Cost Efficient Batch Processing in Amazon Cloud

Tamrakar, Kabin

Master thesis

View/Open

oppginnlev-ee0f ... 098e28eTamrakar_Master.pdf (6.138Mb)

Year

2016

Abstract

Cloud Computing provides computing and storage resources at economical price with flexibility, mobility and availability. These resources range from small capacity to very high capacity computes. The cloud providers also offer spare compute instances at significantly low price. Amazon Cloud Service provider has a popular bidding scheme on their spare computes called spot instances which can be requested with bid price. The spot instances are vulnerable to termination at any time if spot market price exceeds the bid price.
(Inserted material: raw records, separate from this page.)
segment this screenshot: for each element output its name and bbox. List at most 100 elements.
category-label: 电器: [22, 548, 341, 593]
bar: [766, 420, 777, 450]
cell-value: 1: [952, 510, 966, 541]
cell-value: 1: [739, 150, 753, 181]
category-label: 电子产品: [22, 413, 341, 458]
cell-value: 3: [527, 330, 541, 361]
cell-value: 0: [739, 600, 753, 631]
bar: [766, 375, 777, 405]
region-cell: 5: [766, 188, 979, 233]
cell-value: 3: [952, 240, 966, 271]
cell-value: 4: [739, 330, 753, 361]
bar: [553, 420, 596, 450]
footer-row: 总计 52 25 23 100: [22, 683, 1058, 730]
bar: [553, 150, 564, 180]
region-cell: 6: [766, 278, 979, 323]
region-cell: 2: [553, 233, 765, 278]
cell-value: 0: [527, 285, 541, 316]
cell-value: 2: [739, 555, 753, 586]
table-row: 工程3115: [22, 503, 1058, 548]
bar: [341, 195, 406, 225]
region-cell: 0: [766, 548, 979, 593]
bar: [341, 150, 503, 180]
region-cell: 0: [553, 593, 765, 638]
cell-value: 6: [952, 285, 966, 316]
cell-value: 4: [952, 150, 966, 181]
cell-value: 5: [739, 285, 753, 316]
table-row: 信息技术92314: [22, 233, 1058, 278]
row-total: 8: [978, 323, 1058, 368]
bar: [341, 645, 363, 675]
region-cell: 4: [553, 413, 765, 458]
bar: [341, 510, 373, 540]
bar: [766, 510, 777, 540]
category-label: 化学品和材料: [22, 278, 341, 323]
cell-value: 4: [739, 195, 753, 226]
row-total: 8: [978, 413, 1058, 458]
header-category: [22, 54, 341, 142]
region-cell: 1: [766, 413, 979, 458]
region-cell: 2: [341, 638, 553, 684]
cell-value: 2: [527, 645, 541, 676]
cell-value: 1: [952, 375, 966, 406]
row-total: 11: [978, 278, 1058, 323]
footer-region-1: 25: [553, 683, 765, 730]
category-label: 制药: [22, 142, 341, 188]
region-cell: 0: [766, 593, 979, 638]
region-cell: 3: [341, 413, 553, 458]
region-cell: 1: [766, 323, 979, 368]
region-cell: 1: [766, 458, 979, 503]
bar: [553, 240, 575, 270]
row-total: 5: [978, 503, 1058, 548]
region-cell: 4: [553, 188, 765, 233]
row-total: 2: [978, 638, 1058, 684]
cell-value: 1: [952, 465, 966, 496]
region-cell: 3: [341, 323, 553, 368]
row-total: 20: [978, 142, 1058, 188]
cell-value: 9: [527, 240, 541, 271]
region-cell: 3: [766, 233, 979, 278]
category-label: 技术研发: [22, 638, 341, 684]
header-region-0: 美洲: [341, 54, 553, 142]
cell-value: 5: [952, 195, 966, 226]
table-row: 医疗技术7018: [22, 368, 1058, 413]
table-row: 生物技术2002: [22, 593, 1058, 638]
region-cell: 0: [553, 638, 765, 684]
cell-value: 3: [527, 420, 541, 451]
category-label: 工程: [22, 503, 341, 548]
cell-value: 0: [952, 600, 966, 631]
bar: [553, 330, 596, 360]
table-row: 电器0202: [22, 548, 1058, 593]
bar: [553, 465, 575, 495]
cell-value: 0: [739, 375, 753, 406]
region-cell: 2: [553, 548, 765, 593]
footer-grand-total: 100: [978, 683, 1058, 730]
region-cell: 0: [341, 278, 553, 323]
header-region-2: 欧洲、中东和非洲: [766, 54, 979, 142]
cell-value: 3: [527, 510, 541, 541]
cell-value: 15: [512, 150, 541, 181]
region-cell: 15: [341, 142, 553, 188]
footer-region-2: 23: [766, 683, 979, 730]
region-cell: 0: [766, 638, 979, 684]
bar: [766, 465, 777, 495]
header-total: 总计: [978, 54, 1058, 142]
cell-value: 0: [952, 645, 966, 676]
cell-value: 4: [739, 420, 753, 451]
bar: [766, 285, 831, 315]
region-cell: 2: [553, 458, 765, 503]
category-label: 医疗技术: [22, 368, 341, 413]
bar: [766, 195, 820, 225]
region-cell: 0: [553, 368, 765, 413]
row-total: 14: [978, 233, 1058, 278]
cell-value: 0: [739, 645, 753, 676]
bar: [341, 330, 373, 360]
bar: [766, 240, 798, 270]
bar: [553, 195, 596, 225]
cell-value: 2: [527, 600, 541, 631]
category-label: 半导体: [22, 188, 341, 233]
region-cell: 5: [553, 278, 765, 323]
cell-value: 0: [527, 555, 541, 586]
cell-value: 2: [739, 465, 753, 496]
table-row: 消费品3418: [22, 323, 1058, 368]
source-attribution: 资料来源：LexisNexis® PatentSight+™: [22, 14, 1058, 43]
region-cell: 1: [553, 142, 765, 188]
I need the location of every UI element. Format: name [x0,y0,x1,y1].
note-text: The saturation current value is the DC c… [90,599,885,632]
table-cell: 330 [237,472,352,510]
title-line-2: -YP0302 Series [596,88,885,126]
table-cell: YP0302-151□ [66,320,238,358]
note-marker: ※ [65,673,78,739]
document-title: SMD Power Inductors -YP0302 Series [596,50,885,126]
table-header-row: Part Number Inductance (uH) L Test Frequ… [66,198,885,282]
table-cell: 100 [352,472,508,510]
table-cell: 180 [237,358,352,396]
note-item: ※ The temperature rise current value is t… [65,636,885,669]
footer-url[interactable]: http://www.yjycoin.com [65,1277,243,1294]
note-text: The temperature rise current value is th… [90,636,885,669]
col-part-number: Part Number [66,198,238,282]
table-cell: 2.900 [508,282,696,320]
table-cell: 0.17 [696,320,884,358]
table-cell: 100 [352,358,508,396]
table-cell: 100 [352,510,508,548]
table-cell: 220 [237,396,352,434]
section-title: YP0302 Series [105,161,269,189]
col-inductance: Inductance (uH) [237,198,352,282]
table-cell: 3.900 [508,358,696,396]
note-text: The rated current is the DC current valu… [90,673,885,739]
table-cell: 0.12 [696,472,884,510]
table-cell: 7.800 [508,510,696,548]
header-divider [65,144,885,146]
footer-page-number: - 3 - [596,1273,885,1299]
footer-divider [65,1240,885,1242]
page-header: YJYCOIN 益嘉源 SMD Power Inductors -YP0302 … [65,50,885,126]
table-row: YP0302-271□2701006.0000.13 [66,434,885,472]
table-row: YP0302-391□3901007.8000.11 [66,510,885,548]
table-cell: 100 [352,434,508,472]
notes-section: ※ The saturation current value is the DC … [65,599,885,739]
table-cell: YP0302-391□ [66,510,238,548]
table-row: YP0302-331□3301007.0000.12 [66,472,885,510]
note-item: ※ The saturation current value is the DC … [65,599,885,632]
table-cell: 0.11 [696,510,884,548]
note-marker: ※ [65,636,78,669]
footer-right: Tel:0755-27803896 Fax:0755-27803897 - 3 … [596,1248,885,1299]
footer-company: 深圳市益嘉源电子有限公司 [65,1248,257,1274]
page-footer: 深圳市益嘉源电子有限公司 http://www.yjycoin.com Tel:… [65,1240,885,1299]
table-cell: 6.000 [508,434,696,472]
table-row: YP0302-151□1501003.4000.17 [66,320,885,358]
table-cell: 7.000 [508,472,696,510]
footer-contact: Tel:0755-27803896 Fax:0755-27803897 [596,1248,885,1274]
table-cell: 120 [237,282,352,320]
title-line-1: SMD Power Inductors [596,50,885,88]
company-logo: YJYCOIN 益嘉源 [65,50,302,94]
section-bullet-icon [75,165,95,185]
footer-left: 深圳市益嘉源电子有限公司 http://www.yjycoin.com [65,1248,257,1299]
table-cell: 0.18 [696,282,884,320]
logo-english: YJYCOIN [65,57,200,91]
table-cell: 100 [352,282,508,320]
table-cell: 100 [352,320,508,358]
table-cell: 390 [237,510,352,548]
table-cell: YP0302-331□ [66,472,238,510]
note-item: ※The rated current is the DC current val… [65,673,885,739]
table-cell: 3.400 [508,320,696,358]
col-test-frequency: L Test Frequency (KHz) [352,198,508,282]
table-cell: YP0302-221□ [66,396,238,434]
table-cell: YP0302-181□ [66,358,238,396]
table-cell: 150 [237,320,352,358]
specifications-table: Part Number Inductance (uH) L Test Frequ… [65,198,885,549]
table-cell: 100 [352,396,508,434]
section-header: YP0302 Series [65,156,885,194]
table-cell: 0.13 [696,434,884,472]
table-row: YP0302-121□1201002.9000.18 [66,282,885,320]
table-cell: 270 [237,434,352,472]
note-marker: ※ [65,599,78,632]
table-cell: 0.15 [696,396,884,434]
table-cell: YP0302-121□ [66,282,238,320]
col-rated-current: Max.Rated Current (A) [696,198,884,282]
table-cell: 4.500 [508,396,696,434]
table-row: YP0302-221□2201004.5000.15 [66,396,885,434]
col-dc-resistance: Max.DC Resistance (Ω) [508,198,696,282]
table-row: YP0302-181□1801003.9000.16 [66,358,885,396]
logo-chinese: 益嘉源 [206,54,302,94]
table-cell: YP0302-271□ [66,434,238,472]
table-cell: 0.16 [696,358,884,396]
Amazon also rents on-demand instances which are persistent with fixed price. Spot innstance price may drop up to 90% compared to price of on-demand instance. In this project, spot instances are resorted in task instances’ group of Amazon EMR cluster to process batch jobs with deadline. Amazon EMR makes it convenient to process big data by the aid of managed Hadoop framework. The processed intermediate results in the task nodes of the cluster are lost if the spot instances gets terminated that can cause processing delay. The cost efficiency can be realized by exploiting on-real time nature of batch computing for Big Data. Two algorithms are devised for achieving cost efficient processing in Hadoop MapReduce. Both algorithms process data in divisions such that abrupt termination of spot instances affects that division only. Based on progress at some interval and checkpoints, task group’s capacity is resized to complete processing in time. Progress is completion of number of divisions of work. The first algorithm begins with spot instances in estimated quantity. To complete processing of all data in time, on-demand instances are employed after threshold time. The second algorithm starts by using higher number of spot instances than required to complete the work within deadline. It has higher probability to utilize only spot instances because of faster work progress. On-demand instances are deployed only in case of slow progress. The experiments show that both algorithms minimize the cost of processing. The second algorithm further minimizes the cost in most cases.